We just had a big fight and he's gone out to an exhibition despite claiming to not have any time to sort something out for my birthday. All I got was, 'I'm trying, what do you want from me' (Er no you're not trying, you're asking me to think of my own present at the last minute) and 'Well I was going to go out and get it tomorrow night' (Oh right, ok, I'll cancel the thing I was going to then).

Sorry for the ranty and slightly entitled nature of this post, but I've just had enough.

OP posts:
Handywoman · 09/02/2015 17:29

Good Lordy, this birthday would be so easy!! All it would take is a little consideration of what your life is like.

I too would feel ranty.

How is the counselling going Confused

CogitoErgoSometimes · 09/02/2015 18:09

So the marriage counselling isn't really making much difference?

feesh · 09/02/2015 18:18

We've only had two sessions.

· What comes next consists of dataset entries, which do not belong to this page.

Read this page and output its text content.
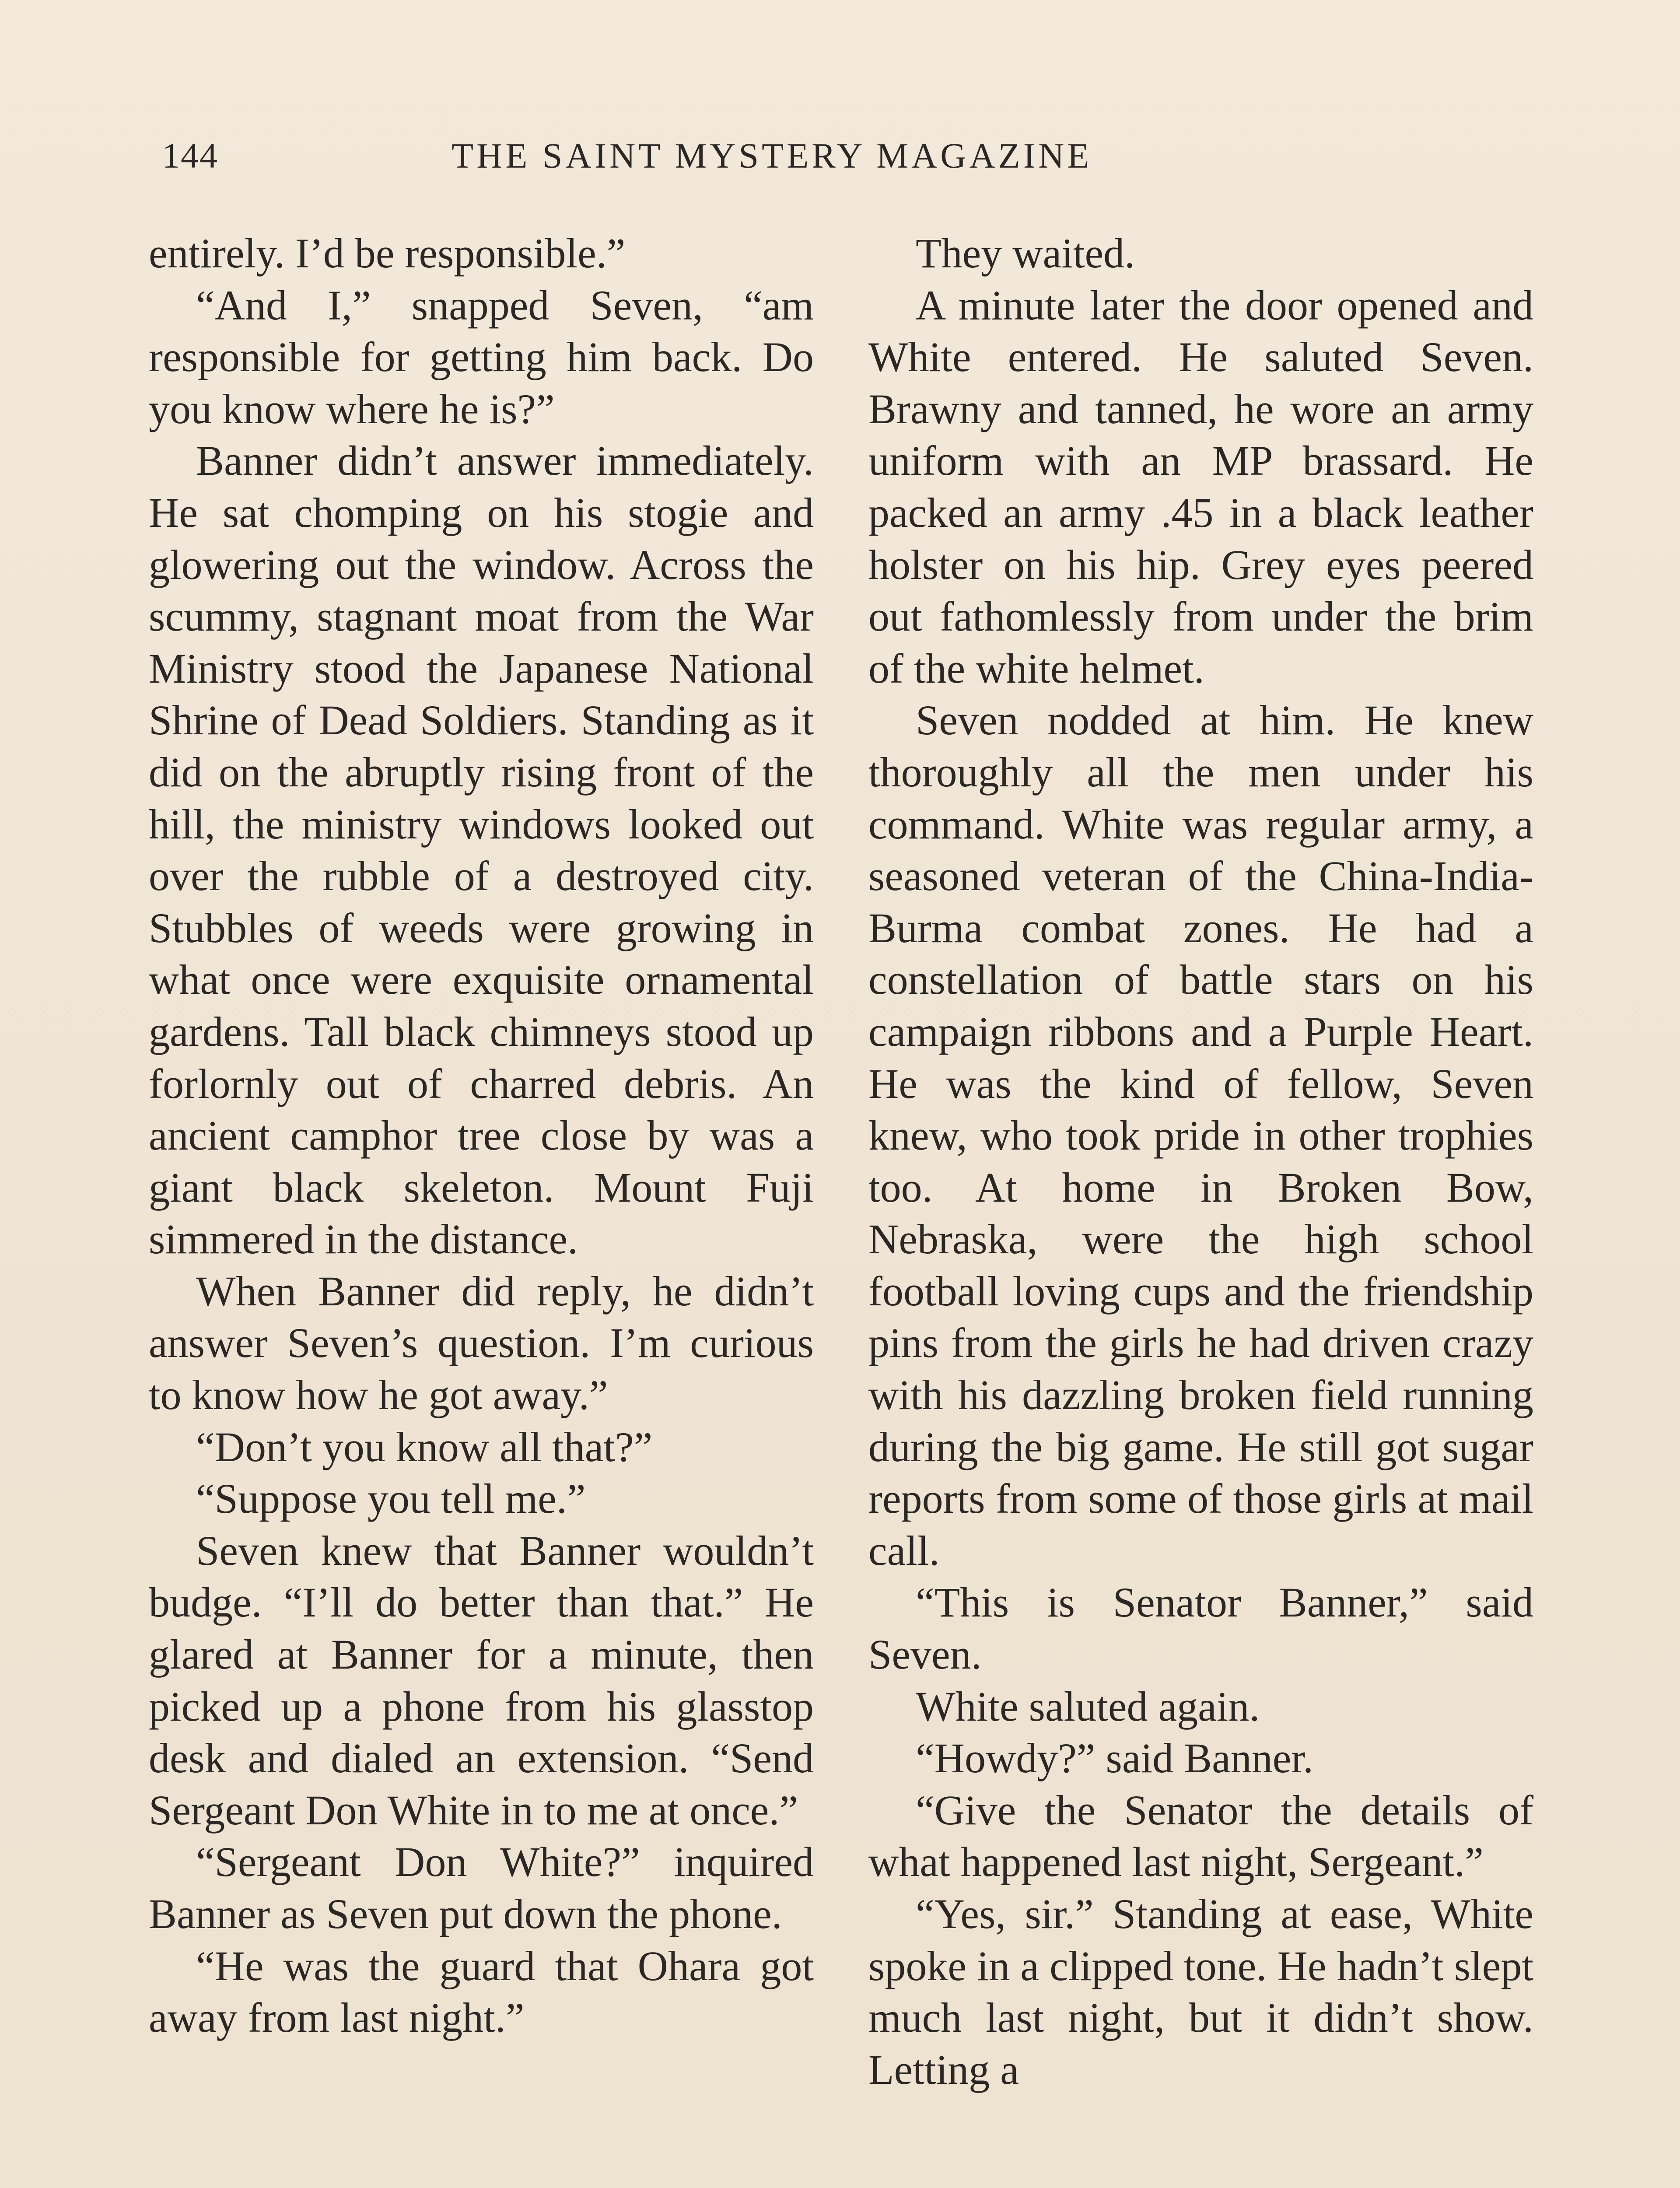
144	THE SAINT MYSTERY MAGAZINE

entirely. I’d be responsible.”

“And I,” snapped Seven, “am responsible for getting him back. Do you know where he is?”

Banner didn’t answer immediately. He sat chomping on his stogie and glowering out the window. Across the scummy, stagnant moat from the War Ministry stood the Japanese National Shrine of Dead Soldiers. Standing as it did on the abruptly rising front of the hill, the ministry windows looked out over the rubble of a destroyed city. Stubbles of weeds were growing in what once were exquisite ornamental gardens. Tall black chimneys stood up forlornly out of charred debris. An ancient camphor tree close by was a giant black skeleton. Mount Fuji simmered in the distance.

When Banner did reply, he didn’t answer Seven’s question. I’m curious to know how he got away.”

“Don’t you know all that?”

“Suppose you tell me.”

Seven knew that Banner wouldn’t budge. “I’ll do better than that.” He glared at Banner for a minute, then picked up a phone from his glasstop desk and dialed an extension. “Send Sergeant Don White in to me at once.”

“Sergeant Don White?” inquired Banner as Seven put down the phone.

“He was the guard that Ohara got away from last night.”

They waited.

A minute later the door opened and White entered. He saluted Seven. Brawny and tanned, he wore an army uniform with an MP brassard. He packed an army .45 in a black leather holster on his hip. Grey eyes peered out fathomlessly from under the brim of the white helmet.

Seven nodded at him. He knew thoroughly all the men under his command. White was regular army, a seasoned veteran of the China-India-Burma combat zones. He had a constellation of battle stars on his campaign ribbons and a Purple Heart. He was the kind of fellow, Seven knew, who took pride in other trophies too. At home in Broken Bow, Nebraska, were the high school football loving cups and the friendship pins from the girls he had driven crazy with his dazzling broken field running during the big game. He still got sugar reports from some of those girls at mail call.

“This is Senator Banner,” said Seven.

White saluted again.

“Howdy?” said Banner.

“Give the Senator the details of what happened last night, Sergeant.”

“Yes, sir.” Standing at ease, White spoke in a clipped tone. He hadn’t slept much last night, but it didn’t show. Letting a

It's all a bit confusing at the moment. I have some issues to do with my upbringing which have made me utterly useless in relationships as I don't know how to communicate, plus having the twins has been a huge, huge thing (obviously) and we pretty much stopped having any kind of sex life after they were conceived. He is very passive, has never really made much of an effort romantically, never wanted to address the lack of sex thing etc, so counselling has brought all this out, it's all very complicated and my head swims when I try and think of how we got here,

We've barely scratched the surface in counselling yet, but I'm hoping it will be the beginning of a new beginning for us eventually.

I just naively hoped he might have put some effort into planning this birthday. Like I said, I don't even want a gift, just a bit of peace and quiet for a day would be amazing.

I've calmed down now, we will discuss it more rationally when he comes back.

OP posts:
CogitoErgoSometimes · 09/02/2015 19:00

I find it's best not to leave these things to chance. 'Naively hoping' or relying on telepathy leaves you disappointed and frustrated. Articulate what it is you want and there's a better chance of it happening

feesh · 09/02/2015 19:31

I know. I am useless with communication.

To be fair though, all I have ever wanted (and been promised) is a day or even a weekend to myself, and every time he's asked me what I want for my birthday for the last 3 weeks, I've said "some peace and quiet". It's been a struggle these past couple of years and I have recently gone on anti depressants.

There's a background of a lack of effort though, which is why I'm a bit sensitive.

OP posts:
mrsannekins · 09/02/2015 19:40

Could you find a spa day or something like that and direct him to the website and make him book it while you hover over his shoulder?

Blokes often work in facts and figures, asking for a 'day off' isn't an item in their brains, but saying I want to go to this place on this date and I'll be there all day is. Then it is booked, marked on the calendar, and everyone knows. I literally give my DH a list, and he buys exactly what is on the list, with no deviation or attempt to be creative.

Also, they are renowned for unable to make an independent effort to sort problems out as they just don't see them. There are rare exceptions I am told. Hence why you feel that he isn't trying on a whole range of issues. Counselling has brought them to the surface which is a start, but counselling also has to help you work through and resolve them otherwise its not really doing what it should. Ideally they should do this without blaming you for all the problems too!